August 30, 2009

 

J iuquan, or “Wine Spring,” is a major stopover on the “Silk Road” northwestwards from Lanzhou, capital of Gansu Province. From the second century B.C., commissioners and high-ranking officers were dispatched by the rulers of Western Han Dynasty (306 B.C.- 34 A.D.) to develop the region. As the traffic along the “Silk Road” became busier and more important, the prefecture of Jiuquan was established more than 1,600 years ago to protect this vital artery. On a triumphant expedition, as legend has it, Huo Qubing, a celebrated commander of the Western Han army, visited the town with his troops. Emperor Wudi had decreed that they feast on wine, but there was not enough to go round. Commander Huo thenpoured his cup of wine into a spring so that it could be shared with his soldiers. That was how the city got its name.

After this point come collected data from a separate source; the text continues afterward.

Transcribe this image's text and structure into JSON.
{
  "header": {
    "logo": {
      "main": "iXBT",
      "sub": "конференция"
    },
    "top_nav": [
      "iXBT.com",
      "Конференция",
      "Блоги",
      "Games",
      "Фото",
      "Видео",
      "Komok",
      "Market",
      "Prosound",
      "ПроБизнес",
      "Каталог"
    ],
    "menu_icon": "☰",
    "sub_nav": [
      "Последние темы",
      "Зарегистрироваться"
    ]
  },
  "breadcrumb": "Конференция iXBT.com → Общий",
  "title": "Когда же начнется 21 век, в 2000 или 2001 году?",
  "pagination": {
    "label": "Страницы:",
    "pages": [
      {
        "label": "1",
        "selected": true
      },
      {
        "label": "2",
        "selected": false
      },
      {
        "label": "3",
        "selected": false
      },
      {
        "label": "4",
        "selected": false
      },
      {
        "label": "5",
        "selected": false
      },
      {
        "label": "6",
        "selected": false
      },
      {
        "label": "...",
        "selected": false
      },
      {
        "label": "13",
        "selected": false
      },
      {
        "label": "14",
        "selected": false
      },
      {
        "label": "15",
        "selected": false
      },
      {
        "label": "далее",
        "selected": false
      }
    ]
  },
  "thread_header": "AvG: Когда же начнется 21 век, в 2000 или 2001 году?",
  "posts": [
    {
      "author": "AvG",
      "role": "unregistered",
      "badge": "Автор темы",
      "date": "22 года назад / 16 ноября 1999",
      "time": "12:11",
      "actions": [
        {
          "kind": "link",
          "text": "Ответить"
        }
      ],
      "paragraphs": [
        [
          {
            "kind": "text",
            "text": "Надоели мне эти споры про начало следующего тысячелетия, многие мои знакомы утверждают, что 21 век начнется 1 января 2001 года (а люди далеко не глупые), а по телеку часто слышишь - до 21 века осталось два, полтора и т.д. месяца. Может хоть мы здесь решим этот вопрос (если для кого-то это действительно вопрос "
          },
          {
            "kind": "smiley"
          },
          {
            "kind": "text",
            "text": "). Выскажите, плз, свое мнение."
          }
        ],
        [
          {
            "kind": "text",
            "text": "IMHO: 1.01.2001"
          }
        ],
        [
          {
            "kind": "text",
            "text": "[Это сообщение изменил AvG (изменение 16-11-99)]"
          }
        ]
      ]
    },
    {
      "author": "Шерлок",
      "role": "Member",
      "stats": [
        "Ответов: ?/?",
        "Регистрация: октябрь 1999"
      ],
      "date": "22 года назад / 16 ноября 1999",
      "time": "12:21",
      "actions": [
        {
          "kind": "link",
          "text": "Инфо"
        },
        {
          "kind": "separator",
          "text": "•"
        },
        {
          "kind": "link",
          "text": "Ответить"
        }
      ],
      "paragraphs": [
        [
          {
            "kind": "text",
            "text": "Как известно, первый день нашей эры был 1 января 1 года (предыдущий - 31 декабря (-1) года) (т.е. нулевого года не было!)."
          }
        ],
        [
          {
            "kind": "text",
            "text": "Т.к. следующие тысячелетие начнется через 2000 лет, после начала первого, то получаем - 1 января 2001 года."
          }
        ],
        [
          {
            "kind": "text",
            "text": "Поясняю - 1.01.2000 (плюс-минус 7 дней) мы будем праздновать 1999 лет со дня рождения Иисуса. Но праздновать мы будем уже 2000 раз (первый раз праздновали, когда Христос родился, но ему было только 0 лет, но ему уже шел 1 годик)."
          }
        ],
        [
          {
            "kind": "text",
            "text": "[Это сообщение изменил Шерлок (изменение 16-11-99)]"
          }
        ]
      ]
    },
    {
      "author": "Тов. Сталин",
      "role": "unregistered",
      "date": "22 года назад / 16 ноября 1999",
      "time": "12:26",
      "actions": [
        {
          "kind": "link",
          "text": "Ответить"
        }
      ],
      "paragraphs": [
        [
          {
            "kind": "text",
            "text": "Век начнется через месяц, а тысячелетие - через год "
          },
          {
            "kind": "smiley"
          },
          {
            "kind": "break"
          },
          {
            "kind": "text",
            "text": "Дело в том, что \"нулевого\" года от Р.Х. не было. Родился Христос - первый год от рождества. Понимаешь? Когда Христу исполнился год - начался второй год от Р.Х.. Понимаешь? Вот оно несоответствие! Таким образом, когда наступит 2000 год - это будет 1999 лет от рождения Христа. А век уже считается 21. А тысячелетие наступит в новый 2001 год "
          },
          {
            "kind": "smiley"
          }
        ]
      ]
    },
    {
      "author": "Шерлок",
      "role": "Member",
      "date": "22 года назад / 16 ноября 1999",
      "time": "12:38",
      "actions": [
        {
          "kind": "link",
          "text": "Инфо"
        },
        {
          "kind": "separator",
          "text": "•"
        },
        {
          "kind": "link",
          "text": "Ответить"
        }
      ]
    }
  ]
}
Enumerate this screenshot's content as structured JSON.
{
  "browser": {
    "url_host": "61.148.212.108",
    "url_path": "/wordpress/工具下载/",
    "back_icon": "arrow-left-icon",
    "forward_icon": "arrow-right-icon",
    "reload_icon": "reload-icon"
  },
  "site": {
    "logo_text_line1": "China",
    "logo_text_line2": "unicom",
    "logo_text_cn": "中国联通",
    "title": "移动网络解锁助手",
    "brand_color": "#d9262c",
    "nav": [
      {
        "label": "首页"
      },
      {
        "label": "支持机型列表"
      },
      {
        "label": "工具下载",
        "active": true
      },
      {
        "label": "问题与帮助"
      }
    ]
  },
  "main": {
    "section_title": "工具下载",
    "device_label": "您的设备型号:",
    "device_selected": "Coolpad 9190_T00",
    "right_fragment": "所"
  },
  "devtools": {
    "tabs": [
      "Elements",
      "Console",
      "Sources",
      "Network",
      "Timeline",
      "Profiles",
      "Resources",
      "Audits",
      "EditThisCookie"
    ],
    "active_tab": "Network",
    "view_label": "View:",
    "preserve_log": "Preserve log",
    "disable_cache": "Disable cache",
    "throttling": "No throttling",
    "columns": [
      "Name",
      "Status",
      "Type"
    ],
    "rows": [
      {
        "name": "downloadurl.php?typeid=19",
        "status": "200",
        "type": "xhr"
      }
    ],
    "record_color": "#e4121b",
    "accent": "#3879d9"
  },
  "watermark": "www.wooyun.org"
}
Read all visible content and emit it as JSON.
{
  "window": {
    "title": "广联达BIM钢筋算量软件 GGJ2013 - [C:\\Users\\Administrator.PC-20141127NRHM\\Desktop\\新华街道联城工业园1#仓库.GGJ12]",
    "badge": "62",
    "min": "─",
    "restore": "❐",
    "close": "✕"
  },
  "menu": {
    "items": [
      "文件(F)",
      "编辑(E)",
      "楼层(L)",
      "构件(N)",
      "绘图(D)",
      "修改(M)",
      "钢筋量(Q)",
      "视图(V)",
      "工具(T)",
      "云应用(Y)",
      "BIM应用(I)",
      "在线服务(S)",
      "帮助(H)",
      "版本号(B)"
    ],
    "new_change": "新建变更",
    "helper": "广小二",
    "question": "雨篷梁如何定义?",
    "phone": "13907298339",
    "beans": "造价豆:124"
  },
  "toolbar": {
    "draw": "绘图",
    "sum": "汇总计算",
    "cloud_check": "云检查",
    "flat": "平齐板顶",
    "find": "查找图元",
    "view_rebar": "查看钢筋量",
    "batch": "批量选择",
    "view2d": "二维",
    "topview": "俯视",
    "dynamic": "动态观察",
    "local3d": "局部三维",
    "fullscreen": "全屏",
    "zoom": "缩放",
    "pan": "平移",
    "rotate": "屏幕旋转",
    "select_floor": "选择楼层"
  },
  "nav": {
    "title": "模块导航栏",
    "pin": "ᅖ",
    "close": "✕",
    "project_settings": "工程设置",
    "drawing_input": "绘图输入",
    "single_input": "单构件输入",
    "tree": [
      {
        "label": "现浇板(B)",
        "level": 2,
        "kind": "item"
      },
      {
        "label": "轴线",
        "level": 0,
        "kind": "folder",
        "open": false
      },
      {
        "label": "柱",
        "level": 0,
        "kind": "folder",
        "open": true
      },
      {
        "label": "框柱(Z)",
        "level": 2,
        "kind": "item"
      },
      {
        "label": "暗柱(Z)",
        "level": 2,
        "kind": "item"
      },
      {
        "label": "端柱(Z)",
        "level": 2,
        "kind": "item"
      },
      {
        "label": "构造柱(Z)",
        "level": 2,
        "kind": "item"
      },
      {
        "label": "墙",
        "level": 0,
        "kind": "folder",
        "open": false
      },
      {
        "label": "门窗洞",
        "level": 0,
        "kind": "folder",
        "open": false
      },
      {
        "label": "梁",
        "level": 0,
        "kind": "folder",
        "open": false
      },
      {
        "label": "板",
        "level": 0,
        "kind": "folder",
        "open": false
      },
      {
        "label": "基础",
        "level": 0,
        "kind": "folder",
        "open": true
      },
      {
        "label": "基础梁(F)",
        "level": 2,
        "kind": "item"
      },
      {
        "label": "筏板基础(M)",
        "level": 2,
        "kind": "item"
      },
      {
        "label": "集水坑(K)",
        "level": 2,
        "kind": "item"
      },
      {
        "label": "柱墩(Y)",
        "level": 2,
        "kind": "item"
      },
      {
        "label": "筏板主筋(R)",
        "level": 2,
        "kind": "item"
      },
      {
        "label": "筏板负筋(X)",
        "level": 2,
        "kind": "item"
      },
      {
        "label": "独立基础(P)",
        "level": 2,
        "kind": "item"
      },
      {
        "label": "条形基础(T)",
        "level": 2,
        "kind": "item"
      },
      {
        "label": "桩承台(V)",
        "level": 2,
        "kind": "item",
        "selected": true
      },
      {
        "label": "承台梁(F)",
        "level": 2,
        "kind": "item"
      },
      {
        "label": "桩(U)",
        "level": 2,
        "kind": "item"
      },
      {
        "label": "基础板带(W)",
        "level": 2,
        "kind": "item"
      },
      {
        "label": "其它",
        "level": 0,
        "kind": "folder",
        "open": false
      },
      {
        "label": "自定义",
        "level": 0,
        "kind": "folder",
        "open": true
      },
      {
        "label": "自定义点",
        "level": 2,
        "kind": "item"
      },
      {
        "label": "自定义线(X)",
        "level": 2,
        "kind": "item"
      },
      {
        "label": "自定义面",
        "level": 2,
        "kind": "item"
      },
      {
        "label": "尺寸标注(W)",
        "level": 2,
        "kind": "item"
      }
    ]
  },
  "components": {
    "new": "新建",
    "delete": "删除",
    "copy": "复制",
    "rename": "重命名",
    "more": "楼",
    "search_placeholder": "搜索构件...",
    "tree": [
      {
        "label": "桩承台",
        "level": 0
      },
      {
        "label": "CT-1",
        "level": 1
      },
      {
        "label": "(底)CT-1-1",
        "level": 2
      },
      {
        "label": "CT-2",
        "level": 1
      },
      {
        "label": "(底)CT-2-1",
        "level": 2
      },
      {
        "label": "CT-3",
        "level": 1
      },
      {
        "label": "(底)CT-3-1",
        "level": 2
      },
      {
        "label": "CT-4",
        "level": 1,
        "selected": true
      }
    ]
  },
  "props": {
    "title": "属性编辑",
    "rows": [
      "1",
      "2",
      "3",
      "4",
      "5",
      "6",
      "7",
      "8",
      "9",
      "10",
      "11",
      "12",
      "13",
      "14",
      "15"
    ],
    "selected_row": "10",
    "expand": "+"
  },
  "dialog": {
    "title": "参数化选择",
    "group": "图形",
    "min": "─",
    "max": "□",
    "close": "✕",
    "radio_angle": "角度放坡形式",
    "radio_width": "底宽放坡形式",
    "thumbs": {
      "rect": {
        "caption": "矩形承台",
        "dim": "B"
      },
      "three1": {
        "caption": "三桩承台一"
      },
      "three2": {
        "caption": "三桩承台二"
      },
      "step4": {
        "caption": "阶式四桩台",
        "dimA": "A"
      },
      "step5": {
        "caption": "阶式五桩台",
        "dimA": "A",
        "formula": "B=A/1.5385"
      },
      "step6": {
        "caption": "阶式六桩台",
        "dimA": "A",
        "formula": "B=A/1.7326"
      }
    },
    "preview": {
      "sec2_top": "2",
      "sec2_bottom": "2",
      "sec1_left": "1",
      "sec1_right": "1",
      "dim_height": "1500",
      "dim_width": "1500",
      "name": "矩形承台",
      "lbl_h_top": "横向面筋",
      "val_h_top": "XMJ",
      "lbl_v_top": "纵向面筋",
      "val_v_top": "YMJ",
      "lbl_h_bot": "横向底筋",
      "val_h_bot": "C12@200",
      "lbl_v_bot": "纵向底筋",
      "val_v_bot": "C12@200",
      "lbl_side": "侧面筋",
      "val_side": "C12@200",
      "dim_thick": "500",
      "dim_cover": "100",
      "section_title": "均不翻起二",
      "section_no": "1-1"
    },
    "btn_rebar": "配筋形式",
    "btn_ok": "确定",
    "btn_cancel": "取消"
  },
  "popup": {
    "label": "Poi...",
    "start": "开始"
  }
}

The city’s Drum tower, erected in 343, used to be called “Night Watchman’s Tower” on the east city gate. As the city expanded, it was edged into the inner city and its name was changed to “Drum Tower.” It is the only remaining structure of the many Marco Polo praised in his writings. 
A few miles away from the city stands the Jiayuguan Pass, thewestern end of the Great Wall. The Great Wall used to end at Yumen (about 50 miles to the west of Jiayuguan) before the pass was abandoned during the Ming Dynasty. The walls in the northwest region were originally constructed under the Han, and remains of the Han wall have been found near Dunhuang, but the portions of the wall standing at Jiayuguan date from the early Ming, and are about six centuries old. Standing on the terrace of the gate tower, one can look back at the wall winding its way along the mountain ridges. To the south are the snow-capped Qilian Mountains, and to the west, the desert. 
In a tomb chamber at Dingjiazha, Jiuquan, are some of the country’s earliest murals, dating back to the East Jin Dynasty (317-430 A. D.).